Knowing What You Don’t Know

So I’ve read a number of great books so far this year, and one of them has resonated so profoundly with me that I feel compelled to talk about it this week in the hopes that you decide to pick it up for yourselves…you won’t be disappointed. The book is called, Think Again, written by an organizational psychologist, speaker and writer named Adam Grant, and in my opinion, it might just be the most important book that you read all year. 

This book is the perfect book for all of us right now, because we live in a world where it is so easy to be blinded and blanketed by our own confirmation and implicit biases. Our social media platforms love to feed us what we want to hear and see, and that coupled with the entrenched belief that we know what we know, means we don’t always show up with an open mind when confronted with a difference of opinion. In fact, we are often so convinced that we are right in our views and opinions that we preach and prosecute without listening or questioning or considering at all…and that can be a dangerous roadblock in the search for truth, fact and common ground.

This book implores us to constantly think like a scientist, so we refuse to let our ideas become ideologies, and so we are daring enough to disagree with our own arguments. Grant says that, “thinking like a scientist involves more than just reacting with an open mind, it means being actively open minded. It requires searching for reasons why we might be wrong, and not for reasons why we might be right, and actively revising our views based on what we learn”. 

This book is a necessary reminder that it is essential that we all learn how to unlearn, and how to re-think, and to think again…rethinking is a skillset and a mindset, and something that I would argue we can all get better at. Grant talks about how our ways of thinking can often weigh us down, and we don’t bother to question them until it’s too late. Further to this, he discusses why it’s so hard for us to re-think…because it’s scary. Questioning ourselves not only makes the world more unpredictable, it also requires that the facts that we once thought were true may have changed, and what we once thought was right may now be wrong. 

Grant says that, “reconsidering something that we believe in deeply can threaten our identities, making it feel like we are losing a part of ourselves”, and “when a core belief of ours is questioned, we tend to shut down rather than open up”. I know that I am and have been guilty of this at times in my life, and reading this book it gave me the push that I needed to get in the habit of re-evaluating, reflecting, opening up, and really listening to the other side of an argument, especially when I know the other person is “wrong”. 

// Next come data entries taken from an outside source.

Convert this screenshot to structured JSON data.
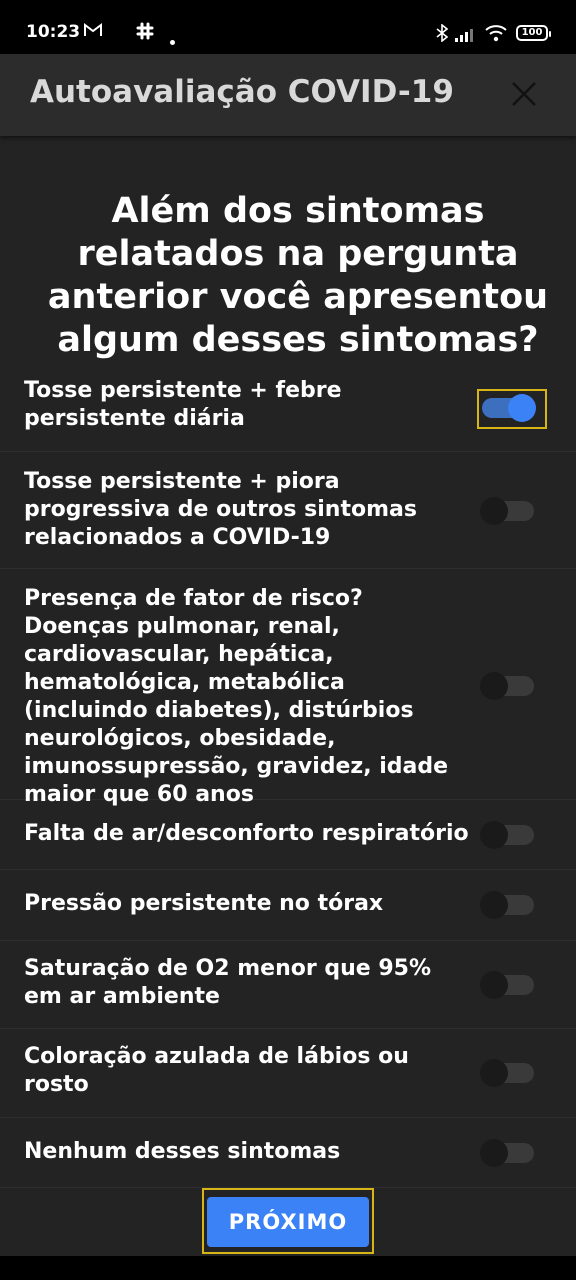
{
  "status_bar": {
    "time": "10:23",
    "battery": "100"
  },
  "app_bar": {
    "title": "Autoavaliação COVID-19",
    "close_icon": "close-icon"
  },
  "question": "Além dos sintomas relatados na pergunta anterior você apresentou algum desses sintomas?",
  "options": [
    {
      "label": "Tosse persistente + febre persistente diária",
      "checked": true
    },
    {
      "label": "Tosse persistente + piora progressiva de outros sintomas relacionados a COVID-19",
      "checked": false
    },
    {
      "label": "Presença de fator de risco? Doenças pulmonar, renal, cardiovascular, hepática, hematológica, metabólica (incluindo diabetes), distúrbios neurológicos, obesidade, imunossupressão, gravidez, idade maior que 60 anos",
      "checked": false
    },
    {
      "label": "Falta de ar/desconforto respiratório",
      "checked": false
    },
    {
      "label": "Pressão persistente no tórax",
      "checked": false
    },
    {
      "label": "Saturação de O2 menor que 95% em ar ambiente",
      "checked": false
    },
    {
      "label": "Coloração azulada de lábios ou rosto",
      "checked": false
    },
    {
      "label": "Nenhum desses sintomas",
      "checked": false
    }
  ],
  "next_button": "PRÓXIMO",
  "colors": {
    "accent": "#3b82f6",
    "focus": "#d8b516",
    "background": "#232323"
  }
}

Anyway, do yourself a favor…no, do the world a favor and read this book. It’s a fantastic mix of rich storytelling and current research, and it will open up your mind to your own confirmation biases, as well as to the implicit biases that have sneakily become a part of who you are…like I said, you won’t be disappointed. Have a wonderful week everyone and remember to be great for our students and good to each other. 

Quote of the Week…

The Curse of knowledge is that it closes our minds to what we don’t know.